Shoulder problems affect young and old and are often due to overuse injuries from sporting activities. Shoulder pain however, is not reserved for the swimmer, weight lifter, tennis player or golfer alone. If you use a computer, snow shovel, garden or sleep on your side, you’re at risk for shoulder pain as well.
Anatomy and Shoulder Mechanics
A major culprit of shoulder pain is injury to the rotator cuff. The rotator cuff is a series of four muscles and their tendons that surround the shoulder. These muscles help to stabilize the ball – the top of the arm bone (the humeral head) in the socket (the glenoid fossa). The glenoid fossa is quite shallow so the shoulder needs to be further stabilized by the rotator cuff muscles and additional ligaments and soft tissue which surround the socket.

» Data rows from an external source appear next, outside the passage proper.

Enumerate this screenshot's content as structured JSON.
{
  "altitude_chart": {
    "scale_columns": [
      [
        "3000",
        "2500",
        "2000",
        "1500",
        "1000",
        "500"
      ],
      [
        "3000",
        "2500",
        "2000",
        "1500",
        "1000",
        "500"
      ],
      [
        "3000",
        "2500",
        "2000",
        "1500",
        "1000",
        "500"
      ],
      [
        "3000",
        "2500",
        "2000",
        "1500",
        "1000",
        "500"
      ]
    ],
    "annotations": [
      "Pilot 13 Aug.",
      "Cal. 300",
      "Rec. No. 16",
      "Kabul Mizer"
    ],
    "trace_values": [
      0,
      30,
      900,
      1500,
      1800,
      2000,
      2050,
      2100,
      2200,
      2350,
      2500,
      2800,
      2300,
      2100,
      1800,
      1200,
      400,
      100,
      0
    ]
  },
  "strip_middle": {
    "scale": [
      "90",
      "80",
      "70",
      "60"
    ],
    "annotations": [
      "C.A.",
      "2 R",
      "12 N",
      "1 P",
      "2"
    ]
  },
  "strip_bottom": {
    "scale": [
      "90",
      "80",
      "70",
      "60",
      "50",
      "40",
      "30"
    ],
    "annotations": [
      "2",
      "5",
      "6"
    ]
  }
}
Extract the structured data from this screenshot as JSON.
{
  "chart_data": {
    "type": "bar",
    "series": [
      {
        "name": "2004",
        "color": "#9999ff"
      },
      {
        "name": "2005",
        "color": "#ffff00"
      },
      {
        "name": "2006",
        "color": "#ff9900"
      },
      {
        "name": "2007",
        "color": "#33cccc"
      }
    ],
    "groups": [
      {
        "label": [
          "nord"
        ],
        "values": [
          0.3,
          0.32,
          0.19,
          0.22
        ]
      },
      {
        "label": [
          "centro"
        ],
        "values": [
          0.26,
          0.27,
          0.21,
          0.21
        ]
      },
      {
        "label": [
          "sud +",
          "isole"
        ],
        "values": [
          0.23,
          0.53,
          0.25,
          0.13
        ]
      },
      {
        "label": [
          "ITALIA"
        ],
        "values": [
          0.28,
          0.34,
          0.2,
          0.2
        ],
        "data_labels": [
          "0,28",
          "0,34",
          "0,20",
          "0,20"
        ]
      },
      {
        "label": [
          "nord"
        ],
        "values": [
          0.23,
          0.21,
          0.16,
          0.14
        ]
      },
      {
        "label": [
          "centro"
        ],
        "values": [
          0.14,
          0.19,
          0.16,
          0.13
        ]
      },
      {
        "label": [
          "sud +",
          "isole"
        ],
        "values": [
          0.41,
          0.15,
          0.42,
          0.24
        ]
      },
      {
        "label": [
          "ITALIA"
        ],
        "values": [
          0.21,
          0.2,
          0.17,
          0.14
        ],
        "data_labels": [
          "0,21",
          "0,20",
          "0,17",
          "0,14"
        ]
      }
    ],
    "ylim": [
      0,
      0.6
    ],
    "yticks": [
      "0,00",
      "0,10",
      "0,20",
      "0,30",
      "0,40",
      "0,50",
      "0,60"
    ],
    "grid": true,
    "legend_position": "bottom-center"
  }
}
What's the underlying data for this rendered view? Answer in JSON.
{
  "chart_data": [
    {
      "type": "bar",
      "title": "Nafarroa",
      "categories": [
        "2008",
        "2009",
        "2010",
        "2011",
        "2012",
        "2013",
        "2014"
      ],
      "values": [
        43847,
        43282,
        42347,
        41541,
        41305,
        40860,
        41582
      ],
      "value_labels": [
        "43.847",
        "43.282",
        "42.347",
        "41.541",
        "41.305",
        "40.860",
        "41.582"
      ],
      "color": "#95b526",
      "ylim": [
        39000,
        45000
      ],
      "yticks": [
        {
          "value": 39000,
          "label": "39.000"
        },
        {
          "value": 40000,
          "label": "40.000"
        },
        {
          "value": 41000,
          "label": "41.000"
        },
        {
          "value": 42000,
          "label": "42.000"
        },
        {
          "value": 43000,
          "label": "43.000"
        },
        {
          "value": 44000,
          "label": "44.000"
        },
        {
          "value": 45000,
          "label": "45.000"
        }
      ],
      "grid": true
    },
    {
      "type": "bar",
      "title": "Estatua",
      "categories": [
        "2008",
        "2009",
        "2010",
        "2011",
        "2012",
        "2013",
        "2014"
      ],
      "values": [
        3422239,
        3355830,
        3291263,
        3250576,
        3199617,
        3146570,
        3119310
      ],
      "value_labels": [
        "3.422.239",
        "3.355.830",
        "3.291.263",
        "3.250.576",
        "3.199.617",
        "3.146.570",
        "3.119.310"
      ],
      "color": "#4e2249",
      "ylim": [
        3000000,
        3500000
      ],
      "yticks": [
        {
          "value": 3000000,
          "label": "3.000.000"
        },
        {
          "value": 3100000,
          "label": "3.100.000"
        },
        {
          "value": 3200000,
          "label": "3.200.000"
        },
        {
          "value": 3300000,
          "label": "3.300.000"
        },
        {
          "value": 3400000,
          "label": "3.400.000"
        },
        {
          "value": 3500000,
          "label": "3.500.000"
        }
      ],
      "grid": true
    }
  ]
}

The four rotator cuff muscles originate from the scapula (shoulder blade) and insert on the ‘ball’ in the front of the shoulder creating a cuff-like structure – hence the name. The muscles allow for optimal gliding of the ball within the socket which enable complex motions to occur such as the shoulder moving through a tennis serve. The muscles also help to elevate and move the arm to and away from the body.
Rotator Cuff Injury
A rotator cuff injury is characteristically manifested by the sensation of pain around the shoulder which may radiate into the upper arm area, shoulder stiffness, weakness and sometimes instability.
An injury to the rotator cuff may be due to:
– overuse (i.e. a pitcher throwing too repetitively);
– trauma (a fall on a outstretched hand causing injury to the shoulder);
– a stooped posture (i.e. poor posture at the computer)
– degenerative changes which can occur in the rotator cuff tendons of someone over the age of 55.
It is important to note that degenerative rotator cuff pain can come on insidiously without a result of an injury.
There are generally three ways to describe a rotator cuff injury – a tendinosis or tendinitis (inflammation of the tendons), or a partial or complete tear of the rotator cuff. The injury depends obviously on the severity of the injury.
Signs and Symptoms
Common symptoms of a rotator cuff injury are trouble putting on a jacket or bra, difficult reaching forward, upward or behind, sleeping on the shoulder is painful and lifting items especially over one’s head or reaching forward onto a shelf.
The symptoms and length of time to a full or partial recovery will vary with individuals. Seek medical attention if your symptoms persist for more than a few days or weeks and if your discomfort or lack of function escalates.
Physiotherapists are trained to accurately assess the signs and symptoms of a rotator cuff injury and determine the optimal treatment for this shoulder injury.
Physios will ask you about your pain levels, evaluate your posture (important when looking at a shoulder injury!), examine your shoulder range of motion and strength and do particular tests to rule in or out a rotator cuff impairment. The physio will also ask you about your daily routine and how it is affected by your injury.
Physios use a variety of treatments to address a rotator cuff injury. Frictions, myofascial release and massage techniques are used to loosen tight surrounding neck and shoulder muscles and for pain relief. Modalities such as ultrasound and interferential current help reduce pain levels and facilitate quicker healing times. Physio are also trained to provide appropriate and comprehensive exercises to promote rotator cuff strength, maximize appropriate muscle balance of the rotator cuff and the numerous muscles around the neck and shoulder, to ensure optimal shoulder movement and strength. Taping of the shoulder and or shoulder blade helps with posture and positioning of the shoulder joint. Acupuncture is also known to be effective in treating this condition. Comprehensive patient and posture education is provided to explain the injury, shoulder positions to avoid, the recovery process and how to prevent re-injury.